I enjoy Trains more than I do standard deck-building games because of the added strategic elements on the board. The ability to see and interact with other players on a physical level instead of just “having a better deck” is much more rewarding. In a standard deck-building game, purchase order is so important. Getting that extra money early can make or break your overall strategy. In Trains, being unable to purchase a card on your first turn or two isn’t the end of the game for you, especially if you’re taking that time to expand your rails, making it that much more difficult for other players to invade your territory and share your points.
I also really appreciate the random aspect of the game. Despite owning Trains and playing it at least once a month for the past year, I don’t think I have played with every card that came with the base game yet. Each game has a completely different feel to it, and I haven’t found a single “silver bullet” strategy that leads to a victory, which indicates that the game is well balanced. Also, because the game is not openly antagonistic between players, meaning that there are no direct “attack” cards that negatively impact other players, games often remain light hearted and don’t feel hyper-competitive. I consider this to be a huge plus, although I can see how some people will treat this as a negative. This lack of direct competition, especially early in the game, could make some board gamers see this as “Dominion-lite,” but the addition of the board and tokens requires much more strategic thinking than you would see in other deck-building games.

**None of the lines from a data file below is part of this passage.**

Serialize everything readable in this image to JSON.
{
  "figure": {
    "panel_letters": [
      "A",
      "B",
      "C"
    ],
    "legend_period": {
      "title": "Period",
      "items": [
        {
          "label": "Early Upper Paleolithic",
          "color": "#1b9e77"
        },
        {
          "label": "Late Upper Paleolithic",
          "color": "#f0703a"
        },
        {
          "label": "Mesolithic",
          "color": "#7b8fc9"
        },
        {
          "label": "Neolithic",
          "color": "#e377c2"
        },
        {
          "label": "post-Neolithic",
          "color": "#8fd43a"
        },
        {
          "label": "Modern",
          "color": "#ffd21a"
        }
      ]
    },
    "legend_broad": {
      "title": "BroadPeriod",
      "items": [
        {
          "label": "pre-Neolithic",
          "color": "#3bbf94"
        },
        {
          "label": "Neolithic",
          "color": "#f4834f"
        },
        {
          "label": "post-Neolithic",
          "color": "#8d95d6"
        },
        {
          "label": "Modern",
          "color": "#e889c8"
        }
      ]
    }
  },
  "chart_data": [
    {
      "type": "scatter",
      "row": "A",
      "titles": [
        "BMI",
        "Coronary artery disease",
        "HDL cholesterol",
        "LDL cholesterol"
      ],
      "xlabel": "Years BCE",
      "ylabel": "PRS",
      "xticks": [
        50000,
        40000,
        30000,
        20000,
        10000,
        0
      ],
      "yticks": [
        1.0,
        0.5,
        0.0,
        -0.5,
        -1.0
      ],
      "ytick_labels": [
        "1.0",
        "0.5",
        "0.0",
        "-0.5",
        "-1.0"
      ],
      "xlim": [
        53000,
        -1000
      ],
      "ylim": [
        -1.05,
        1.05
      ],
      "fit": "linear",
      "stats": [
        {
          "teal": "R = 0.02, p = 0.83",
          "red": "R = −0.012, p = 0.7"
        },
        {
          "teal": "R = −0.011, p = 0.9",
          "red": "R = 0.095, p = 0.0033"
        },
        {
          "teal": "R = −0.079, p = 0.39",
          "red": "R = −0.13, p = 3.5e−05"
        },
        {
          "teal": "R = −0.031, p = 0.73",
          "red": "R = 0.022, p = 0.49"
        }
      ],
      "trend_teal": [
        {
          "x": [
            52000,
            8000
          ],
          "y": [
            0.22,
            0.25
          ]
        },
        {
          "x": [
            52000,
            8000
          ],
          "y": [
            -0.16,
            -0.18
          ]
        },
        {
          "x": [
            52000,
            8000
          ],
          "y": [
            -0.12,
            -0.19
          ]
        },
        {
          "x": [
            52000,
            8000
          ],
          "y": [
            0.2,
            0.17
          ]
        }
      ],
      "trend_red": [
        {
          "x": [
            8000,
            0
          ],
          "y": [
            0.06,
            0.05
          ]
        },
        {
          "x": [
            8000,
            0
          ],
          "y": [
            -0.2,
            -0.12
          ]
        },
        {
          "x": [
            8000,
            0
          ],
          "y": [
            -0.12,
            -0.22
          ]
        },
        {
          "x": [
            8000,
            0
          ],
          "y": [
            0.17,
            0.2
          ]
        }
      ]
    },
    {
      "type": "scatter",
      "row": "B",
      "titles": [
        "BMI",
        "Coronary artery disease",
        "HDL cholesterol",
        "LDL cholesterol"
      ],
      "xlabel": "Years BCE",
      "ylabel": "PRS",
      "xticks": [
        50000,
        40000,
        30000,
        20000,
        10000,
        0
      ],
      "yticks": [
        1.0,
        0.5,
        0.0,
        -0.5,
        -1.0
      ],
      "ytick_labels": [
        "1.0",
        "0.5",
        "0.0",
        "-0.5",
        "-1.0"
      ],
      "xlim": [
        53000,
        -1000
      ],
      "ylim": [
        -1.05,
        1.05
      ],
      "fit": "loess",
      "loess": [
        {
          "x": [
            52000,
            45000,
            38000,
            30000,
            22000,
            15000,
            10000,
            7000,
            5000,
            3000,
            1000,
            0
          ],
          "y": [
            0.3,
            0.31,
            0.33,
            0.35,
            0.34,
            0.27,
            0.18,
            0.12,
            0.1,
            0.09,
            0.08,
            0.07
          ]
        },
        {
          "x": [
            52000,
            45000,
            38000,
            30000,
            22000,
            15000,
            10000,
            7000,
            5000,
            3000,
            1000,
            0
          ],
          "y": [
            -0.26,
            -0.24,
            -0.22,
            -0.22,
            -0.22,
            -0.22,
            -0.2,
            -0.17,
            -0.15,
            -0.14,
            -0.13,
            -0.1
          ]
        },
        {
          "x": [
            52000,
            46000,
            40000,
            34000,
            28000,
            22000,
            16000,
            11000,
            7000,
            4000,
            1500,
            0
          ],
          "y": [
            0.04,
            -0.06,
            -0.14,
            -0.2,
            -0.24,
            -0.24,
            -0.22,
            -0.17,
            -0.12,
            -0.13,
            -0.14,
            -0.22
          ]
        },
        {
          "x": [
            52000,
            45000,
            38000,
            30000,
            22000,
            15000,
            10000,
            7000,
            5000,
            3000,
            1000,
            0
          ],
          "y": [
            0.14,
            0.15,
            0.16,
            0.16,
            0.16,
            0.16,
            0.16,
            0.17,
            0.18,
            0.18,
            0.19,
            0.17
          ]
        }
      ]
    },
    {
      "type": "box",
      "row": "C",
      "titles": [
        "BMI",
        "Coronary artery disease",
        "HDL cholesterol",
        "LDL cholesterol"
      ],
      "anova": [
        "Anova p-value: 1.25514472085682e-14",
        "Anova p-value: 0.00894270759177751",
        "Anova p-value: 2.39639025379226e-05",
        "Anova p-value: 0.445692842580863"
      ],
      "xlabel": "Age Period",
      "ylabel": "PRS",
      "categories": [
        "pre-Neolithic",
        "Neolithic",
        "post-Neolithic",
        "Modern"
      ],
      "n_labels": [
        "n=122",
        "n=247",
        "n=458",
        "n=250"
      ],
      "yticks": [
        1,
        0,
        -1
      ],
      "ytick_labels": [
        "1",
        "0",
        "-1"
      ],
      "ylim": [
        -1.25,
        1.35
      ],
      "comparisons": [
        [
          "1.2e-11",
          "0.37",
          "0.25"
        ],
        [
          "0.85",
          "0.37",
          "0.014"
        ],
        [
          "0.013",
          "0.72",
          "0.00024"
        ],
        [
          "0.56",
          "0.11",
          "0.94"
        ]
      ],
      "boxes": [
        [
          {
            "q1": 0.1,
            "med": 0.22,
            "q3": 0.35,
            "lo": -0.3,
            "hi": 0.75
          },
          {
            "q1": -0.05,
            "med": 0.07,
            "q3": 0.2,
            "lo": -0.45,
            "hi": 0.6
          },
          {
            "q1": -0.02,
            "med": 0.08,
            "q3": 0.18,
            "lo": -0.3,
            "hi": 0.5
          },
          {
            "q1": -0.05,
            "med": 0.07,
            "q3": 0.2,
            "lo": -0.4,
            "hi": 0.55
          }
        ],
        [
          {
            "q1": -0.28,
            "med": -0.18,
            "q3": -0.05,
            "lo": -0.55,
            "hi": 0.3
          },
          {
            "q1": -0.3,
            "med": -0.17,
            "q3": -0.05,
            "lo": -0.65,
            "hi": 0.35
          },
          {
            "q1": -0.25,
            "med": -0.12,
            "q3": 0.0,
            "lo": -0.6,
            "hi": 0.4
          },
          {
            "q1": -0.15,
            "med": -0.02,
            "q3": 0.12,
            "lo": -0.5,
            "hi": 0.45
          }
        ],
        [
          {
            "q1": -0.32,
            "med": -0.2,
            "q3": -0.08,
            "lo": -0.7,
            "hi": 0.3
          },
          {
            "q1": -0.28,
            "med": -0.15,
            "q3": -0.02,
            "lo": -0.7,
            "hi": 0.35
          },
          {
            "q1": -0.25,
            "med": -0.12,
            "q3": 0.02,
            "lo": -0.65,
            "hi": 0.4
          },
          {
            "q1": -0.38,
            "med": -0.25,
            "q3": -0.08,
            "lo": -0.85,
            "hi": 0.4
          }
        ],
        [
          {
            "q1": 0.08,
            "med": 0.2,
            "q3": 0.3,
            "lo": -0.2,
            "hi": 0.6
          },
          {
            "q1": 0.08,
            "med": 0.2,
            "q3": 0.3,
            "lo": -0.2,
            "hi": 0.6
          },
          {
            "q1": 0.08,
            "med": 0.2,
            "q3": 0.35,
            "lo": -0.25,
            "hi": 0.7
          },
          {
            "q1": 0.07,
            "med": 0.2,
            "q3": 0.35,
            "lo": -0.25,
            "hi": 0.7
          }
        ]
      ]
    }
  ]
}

If you’re a fan of deck-building games, but are tired of the same-old style, Trains is a great addition to your board game collection. It’s also affordable at about $35 on Amazon at the moment.
There is also an expansion that is available that adds twice as many new cards and effects to the game, two new boards, and objectives that are worth victory points. Trains: Rising Sun is a stand-alone game, meaning that it can be played without purchasing the base Trains game. I’ve played the expansion before and now that I have a number of friends that have gotten proficient in the base game, I am looking forward to picking up Rising Sun soon.